Academy Professor Prize awarded to Birgit Meyer and Cees Dekker

22 April 2015

The Royal Netherlands Academy of Arts and Sciences is awarding this year's Academy Professor Prize to religious studies scholar and anthropologist Birgit Meyer (Utrecht University) and biophysicist Cees Dekker (Delft University of Technology). Both researchers will receive the sum of EUR 1 million, which they can use at their discretion to fund scholarly or scientific research.

About the Academy Professor Prize

Each year, two researchers are awarded the Academy Professor Prize, one in the humanities or social sciences and the other in the natural, technical or life sciences. The Prize is a lifetime achievement award for researchers between 54 and 59 years of age who are regarded as world-class in their field. An international jury appointed by the Royal Academy selects the two recipients. The awards ceremony will take place on 25 June 2015 at the Academy’s Trippenhuis Building in Amsterdam.

About Birgit Meyer

Meyer-Birgit-7402Birgit Meyer (55) is professor of religious studies at Utrecht University. She studies religion from a socio-cultural, global, and material perspective. Her research typically combines religious studies and cultural anthropology. In her work, she shows that a thorough knowledge of religion can improve our understanding of the world. She is helping to give religious studies new substance and direction at a time of secularisation on the one hand and the revival of religious convictions on the other.

Much of Meyers’ work concerns Africa.
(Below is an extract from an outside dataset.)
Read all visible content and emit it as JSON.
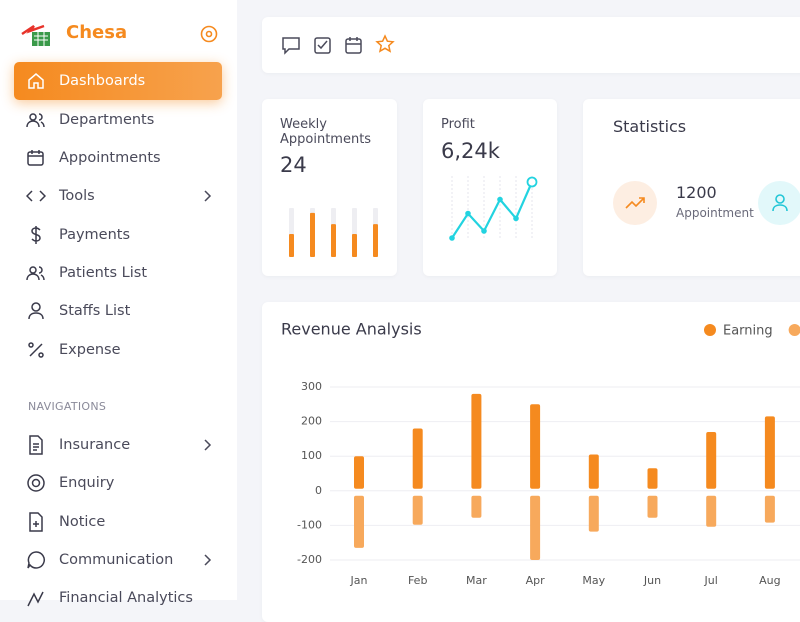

For example, her research showed that the dominant role of ‘Satan’ in many African Christian sects can be traced back to the activities of nineteenth-century missionaries, who viewed local spirits and gods as demons working at the behest of the Christian devil. She demonstrated that emerging religious movements, such as Pentecostalism in Africa, promote individualism and dilute traditionally strong family relationships. Meyer advocates the ‘material’ approach to religion, focusing on the body, objects and images, and old and new media.

She has acquired an extensive international network during her career, which has allowed her to participate in a series of international projects with fellow researchers in Europe, Africa and North America. She is currently participating in three international research alliances with fellow researchers in Belgium, Germany, Portugal and the United Kingdom.

Meyer’s oeuvre consists of a vast number of articles in prestigious international journals and chapters in books by prominent publishers. Her publications cover not only religious studies but also, for example, African studies, media studies, visual culture and anthropology. Her work is frequently cited by peers in these fields.

Meyer has been a member of the Royal Academy since 2007. She is the vice-chair of the International African Institute in London and in 2012 received the prestigious Anneliese Maier Forschungspreis from the Alexander von Humboldt Stiftung in Germany. From April to June 2015, she will be a Fellow at the Centre for Advanced Study in Oslo.

About Cees Dekker

Dekker-Cees-5252Cees Dekker (56) is professor of molecular biophysics at Delft University of Technology and the director of the prestigious Kavli Institute of Nanoscience Delft. He gained international recognition in the 1990s for his pioneering research into the characteristics and applications of carbon nanotubes. He used the nanotubes to create transistors out of only one molecule, and his work long served as an icon of nanotechnology, i.e. technology on a scale of a millionth of millimetre.

Starting in 2000, Dekker – then a physicist – became increasingly fascinated by biology. Today, he and the dozens of researchers employed at his laboratory in Delft still explore the machinery of living cells on the same miniscule scale.

His work has taught us how individual DNA and protein molecules work together, for example to repair damage to the genetic code. He developed ‘nanopores’ holes, so small that individual DNA molecules can be pulled through them, making it possible to read the genetic code. His most recent enthusiasm is the area where nanotechnology and synthetic biology overlap – an area that will take us much closer to answering the fundamental questions of life (‘Can we build a cell out of its separate components?’). Dekker will use the Academy Professor prize money to study synthetic cells.

Dekker has been an Academy member since 2003, the year in which he also won the Spinoza Prize. He has received many accolades for his work, including the 2001 Agilent Europhysics Prize and the 2012 Nanoscience Prize by the International Society for Nanoscale Science, Computation and Engineering. He has also twice received an Advanced Grant from the European Research Council. Delft University of Technology has appointed Dekker a distinguished professor.